In 1986, Wolverhampton Wanderers sat at the club’s lowest in decades. After expensive stadium renovations, local and national recessions as well as changes of ownership, the club endured three consecutive relegations down the football pyramid into England’s Fourth Division.
As Wolves fans know, out of darkness cometh light. In 1986, Wolves were on the mend with support from local developers and Wolverhampton City Council, and they began their march back up the Football League. Steve Bull arrived at Molineux from West Brom, after spending a year on the fringes of the Baggies first team, but unable to assert himself ahead of their Garth Crooks/Imre Varadi partnership.
Under the tutelage of Graham Turner, Steve Bull linked up with Andy Mutch to form a deadly partnership that saw a total of 53 league goals scored between them in the 1987/88 season. This saw Wolves take their first steps out of the basement of English football after losing the previous year’s play-off final to Aldershot.
Bully’s prolific season didn’t just extend to the league however. The then-Sherpa Van Trophy was also brought home to the Black Country as Wolves’ years of misfortune seemed to have an upturn. By the end of his second season in Black and Gold, Steve Bull had already found the net 71 times in all competitions, before embarking on a record-breaking season where he scored over a half-century of goals for two consecutive seasons, an English football record that still stands today.
For a fee of just £64,000, Wolves had secured their future with the addition of Steve Bull, with West Brom seemingly having their pants pulled down on such an astonishing deal. Of his 306 goals in the ‘Old Gold’, Wolves will have paid just shy of £210 per goal, an incredible figure for the rising cost of football even in the 1980s.
Back-to-back promotions meant that Wolves were in the second division by 1989 and were ready to enter the new decade with ambitions of reaching the top league before it became the FA Premier League. Despite not quite managing to get into the play-offs at the first time of asking, Steve did manage to find his way into Bobby Robson’s England side.
Four goals in 13 games seems like a fair enough effort, but considering he actually only received enough minutes to warrant 6.8 matches worth of football, it’s safe to say that his short cameo for the Three Lions was successful and proved any doubters wrong. He made his appearances in the build-up to Italia 90 and during the competition, but was never picked again for England by his future-Wolves boss, Graham Taylor.

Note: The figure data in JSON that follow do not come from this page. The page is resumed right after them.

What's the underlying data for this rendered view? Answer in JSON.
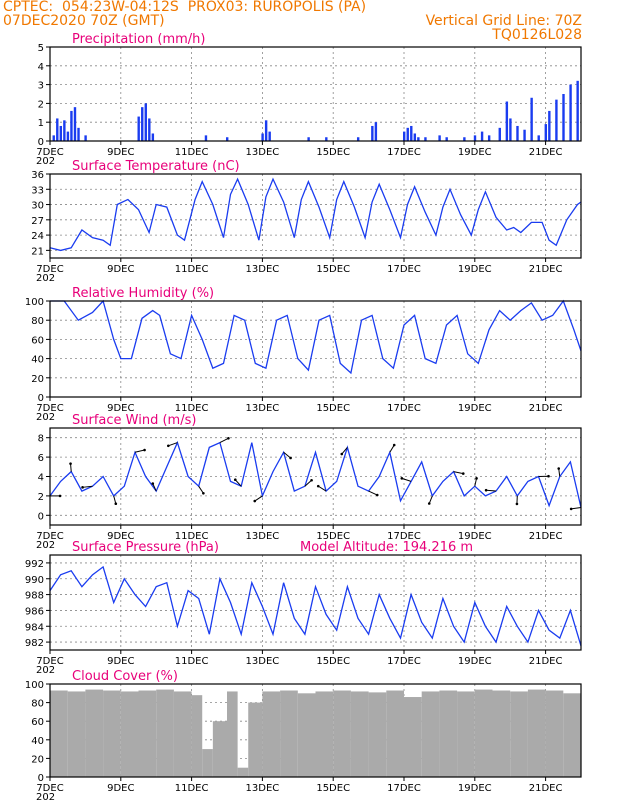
{
  "header": {
    "line1_left": "CPTEC:  054:23W-04:12S  PROX03: RUROPOLIS (PA)",
    "line2_left": "07DEC2020 70Z (GMT)",
    "line2_right": "Vertical Grid Line: 70Z",
    "line3_right": "TQ0126L028"
  },
  "colors": {
    "header": "#f07800",
    "title": "#e8007a",
    "line": "#1a3cf0",
    "cloud": "#aaaaaa"
  },
  "x_axis": {
    "labels": [
      "7DEC",
      "9DEC",
      "11DEC",
      "13DEC",
      "15DEC",
      "17DEC",
      "19DEC",
      "21DEC"
    ],
    "label_days": [
      7,
      9,
      11,
      13,
      15,
      17,
      19,
      21
    ],
    "start_day": 7,
    "end_day": 22,
    "clipped_label": "202"
  },
  "panels": [
    {
      "key": "precip",
      "title": "Precipitation (mm/h)",
      "type": "bar",
      "ylim": [
        0,
        5
      ],
      "yticks": [
        0,
        1,
        2,
        3,
        4,
        5
      ]
    },
    {
      "key": "temp",
      "title": "Surface Temperature (nC)",
      "type": "line",
      "ylim": [
        19.5,
        36
      ],
      "yticks": [
        21,
        24,
        27,
        30,
        33,
        36
      ]
    },
    {
      "key": "rh",
      "title": "Relative Humidity (%)",
      "type": "line",
      "ylim": [
        0,
        100
      ],
      "yticks": [
        0,
        20,
        40,
        60,
        80,
        100
      ]
    },
    {
      "key": "wind",
      "title": "Surface Wind (m/s)",
      "type": "line+arrows",
      "ylim": [
        -1,
        9
      ],
      "yticks": [
        0,
        2,
        4,
        6,
        8
      ]
    },
    {
      "key": "pres",
      "title": "Surface Pressure (hPa)",
      "subtitle": "Model Altitude: 194.216 m",
      "type": "line",
      "ylim": [
        981,
        993
      ],
      "yticks": [
        982,
        984,
        986,
        988,
        990,
        992
      ]
    },
    {
      "key": "cloud",
      "title": "Cloud Cover (%)",
      "type": "bar",
      "ylim": [
        0,
        100
      ],
      "yticks": [
        0,
        20,
        40,
        60,
        80,
        100
      ]
    }
  ],
  "chart_data": [
    {
      "type": "bar",
      "title": "Precipitation (mm/h)",
      "ylim": [
        0,
        5
      ],
      "x": [
        7.1,
        7.2,
        7.3,
        7.4,
        7.5,
        7.6,
        7.7,
        7.8,
        8.0,
        9.5,
        9.6,
        9.7,
        9.8,
        9.9,
        11.4,
        12.0,
        13.0,
        13.1,
        13.2,
        14.3,
        14.8,
        15.7,
        16.1,
        16.2,
        17.0,
        17.1,
        17.2,
        17.3,
        17.4,
        17.6,
        18.0,
        18.2,
        18.7,
        19.0,
        19.2,
        19.4,
        19.7,
        19.9,
        20.0,
        20.2,
        20.4,
        20.6,
        20.8,
        21.0,
        21.1,
        21.3,
        21.5,
        21.7,
        21.9
      ],
      "values": [
        0.3,
        1.2,
        0.8,
        1.1,
        0.5,
        1.6,
        1.8,
        0.7,
        0.3,
        1.3,
        1.8,
        2.0,
        1.2,
        0.4,
        0.3,
        0.2,
        0.4,
        1.1,
        0.5,
        0.2,
        0.2,
        0.2,
        0.8,
        1.0,
        0.5,
        0.7,
        0.8,
        0.4,
        0.2,
        0.2,
        0.3,
        0.2,
        0.2,
        0.3,
        0.5,
        0.3,
        0.7,
        2.1,
        1.2,
        0.8,
        0.6,
        2.3,
        0.3,
        0.9,
        1.6,
        2.2,
        2.5,
        3.0,
        3.2
      ]
    },
    {
      "type": "line",
      "title": "Surface Temperature (nC)",
      "ylim": [
        19.5,
        36
      ],
      "x": [
        7.0,
        7.3,
        7.6,
        7.9,
        8.2,
        8.5,
        8.7,
        8.9,
        9.2,
        9.5,
        9.8,
        10.0,
        10.3,
        10.6,
        10.8,
        11.1,
        11.3,
        11.6,
        11.9,
        12.1,
        12.3,
        12.6,
        12.9,
        13.1,
        13.3,
        13.6,
        13.9,
        14.1,
        14.3,
        14.6,
        14.9,
        15.1,
        15.3,
        15.6,
        15.9,
        16.1,
        16.3,
        16.6,
        16.9,
        17.1,
        17.3,
        17.6,
        17.9,
        18.1,
        18.3,
        18.6,
        18.9,
        19.1,
        19.3,
        19.6,
        19.9,
        20.1,
        20.3,
        20.6,
        20.9,
        21.1,
        21.3,
        21.6,
        21.9,
        22.0
      ],
      "values": [
        21.5,
        21.0,
        21.5,
        25.0,
        23.5,
        23.0,
        22.0,
        30.0,
        31.0,
        29.0,
        24.5,
        30.0,
        29.5,
        24.0,
        23.0,
        31.0,
        34.5,
        30.0,
        23.5,
        32.0,
        35.0,
        30.0,
        23.0,
        31.5,
        35.0,
        30.5,
        23.5,
        31.0,
        34.5,
        29.5,
        23.5,
        31.0,
        34.5,
        29.5,
        23.5,
        30.5,
        34.0,
        29.0,
        23.5,
        30.0,
        33.5,
        28.5,
        24.0,
        29.5,
        33.0,
        28.0,
        24.0,
        29.0,
        32.5,
        27.5,
        25.0,
        25.5,
        24.5,
        26.5,
        26.5,
        23.0,
        22.0,
        27.0,
        30.0,
        30.5
      ]
    },
    {
      "type": "line",
      "title": "Relative Humidity (%)",
      "ylim": [
        0,
        100
      ],
      "x": [
        7.0,
        7.4,
        7.8,
        8.2,
        8.5,
        8.8,
        9.0,
        9.3,
        9.6,
        9.9,
        10.1,
        10.4,
        10.7,
        11.0,
        11.3,
        11.6,
        11.9,
        12.2,
        12.5,
        12.8,
        13.1,
        13.4,
        13.7,
        14.0,
        14.3,
        14.6,
        14.9,
        15.2,
        15.5,
        15.8,
        16.1,
        16.4,
        16.7,
        17.0,
        17.3,
        17.6,
        17.9,
        18.2,
        18.5,
        18.8,
        19.1,
        19.4,
        19.7,
        20.0,
        20.3,
        20.6,
        20.9,
        21.2,
        21.5,
        21.8,
        22.0
      ],
      "values": [
        100,
        100,
        80,
        88,
        100,
        60,
        40,
        40,
        82,
        90,
        85,
        45,
        40,
        85,
        60,
        30,
        35,
        85,
        80,
        35,
        30,
        80,
        85,
        40,
        28,
        80,
        85,
        35,
        25,
        80,
        85,
        40,
        30,
        75,
        85,
        40,
        35,
        75,
        85,
        45,
        35,
        70,
        90,
        80,
        90,
        98,
        80,
        85,
        100,
        70,
        48
      ]
    },
    {
      "type": "line",
      "title": "Surface Wind (m/s)",
      "ylim": [
        -1,
        9
      ],
      "x": [
        7.0,
        7.3,
        7.6,
        7.9,
        8.2,
        8.5,
        8.8,
        9.1,
        9.4,
        9.7,
        10.0,
        10.3,
        10.6,
        10.9,
        11.2,
        11.5,
        11.8,
        12.1,
        12.4,
        12.7,
        13.0,
        13.3,
        13.6,
        13.9,
        14.2,
        14.5,
        14.8,
        15.1,
        15.4,
        15.7,
        16.0,
        16.3,
        16.6,
        16.9,
        17.2,
        17.5,
        17.8,
        18.1,
        18.4,
        18.7,
        19.0,
        19.3,
        19.6,
        19.9,
        20.2,
        20.5,
        20.8,
        21.1,
        21.4,
        21.7,
        22.0
      ],
      "values": [
        2.0,
        3.5,
        4.5,
        2.5,
        3.0,
        4.0,
        2.0,
        3.0,
        6.5,
        4.0,
        2.5,
        5.0,
        7.5,
        4.0,
        3.0,
        7.0,
        7.5,
        3.5,
        3.0,
        7.5,
        2.0,
        4.5,
        6.5,
        2.5,
        3.0,
        6.5,
        2.5,
        3.5,
        7.0,
        3.0,
        2.5,
        4.0,
        6.5,
        1.5,
        3.5,
        5.5,
        2.0,
        3.5,
        4.5,
        2.0,
        3.0,
        2.0,
        2.5,
        4.0,
        2.0,
        3.5,
        4.0,
        1.0,
        4.0,
        5.5,
        0.8
      ]
    },
    {
      "type": "line",
      "title": "Surface Pressure (hPa)",
      "ylim": [
        981,
        993
      ],
      "x": [
        7.0,
        7.3,
        7.6,
        7.9,
        8.2,
        8.5,
        8.8,
        9.1,
        9.4,
        9.7,
        10.0,
        10.3,
        10.6,
        10.9,
        11.2,
        11.5,
        11.8,
        12.1,
        12.4,
        12.7,
        13.0,
        13.3,
        13.6,
        13.9,
        14.2,
        14.5,
        14.8,
        15.1,
        15.4,
        15.7,
        16.0,
        16.3,
        16.6,
        16.9,
        17.2,
        17.5,
        17.8,
        18.1,
        18.4,
        18.7,
        19.0,
        19.3,
        19.6,
        19.9,
        20.2,
        20.5,
        20.8,
        21.1,
        21.4,
        21.7,
        22.0
      ],
      "values": [
        988.5,
        990.5,
        991.0,
        989.0,
        990.5,
        991.5,
        987.0,
        990.0,
        988.0,
        986.5,
        989.0,
        989.5,
        984.0,
        988.5,
        987.5,
        983.0,
        990.0,
        987.0,
        983.0,
        989.5,
        986.5,
        983.0,
        989.5,
        985.0,
        983.0,
        989.0,
        985.5,
        983.5,
        989.0,
        985.0,
        983.0,
        988.0,
        985.0,
        982.5,
        988.0,
        984.5,
        982.5,
        987.5,
        984.0,
        982.0,
        987.0,
        984.0,
        982.0,
        986.5,
        984.0,
        982.0,
        986.0,
        983.5,
        982.5,
        986.0,
        981.5
      ]
    },
    {
      "type": "bar",
      "title": "Cloud Cover (%)",
      "ylim": [
        0,
        100
      ],
      "x": [
        7.0,
        7.5,
        8.0,
        8.5,
        9.0,
        9.5,
        10.0,
        10.5,
        11.0,
        11.3,
        11.6,
        12.0,
        12.3,
        12.6,
        13.0,
        13.5,
        14.0,
        14.5,
        15.0,
        15.5,
        16.0,
        16.5,
        17.0,
        17.5,
        18.0,
        18.5,
        19.0,
        19.5,
        20.0,
        20.5,
        21.0,
        21.5,
        22.0
      ],
      "values": [
        93,
        92,
        94,
        93,
        92,
        93,
        94,
        92,
        88,
        30,
        60,
        92,
        10,
        80,
        92,
        93,
        90,
        92,
        93,
        92,
        91,
        93,
        86,
        92,
        93,
        92,
        94,
        93,
        92,
        94,
        93,
        90,
        92
      ]
    }
  ]
}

And so the legend of Steve Bull continued. Year after year, scoring over double figures every season until the late 1990s, where Wolves continued to battle away at the top of the Second Division. It wasn’t to be for Bully, who was left dreaming of the First Division before retiring in 1999, but he won't be worrying too much.
Steve remains the Wanderers’ all-time top scorer with 306 goals and 18 hat-tricks and has a stand named after him at Molineux, which is now one of the country's finest grounds, home to a Premier League stalwart with European Ambitions. All part of the club that Bully helped build.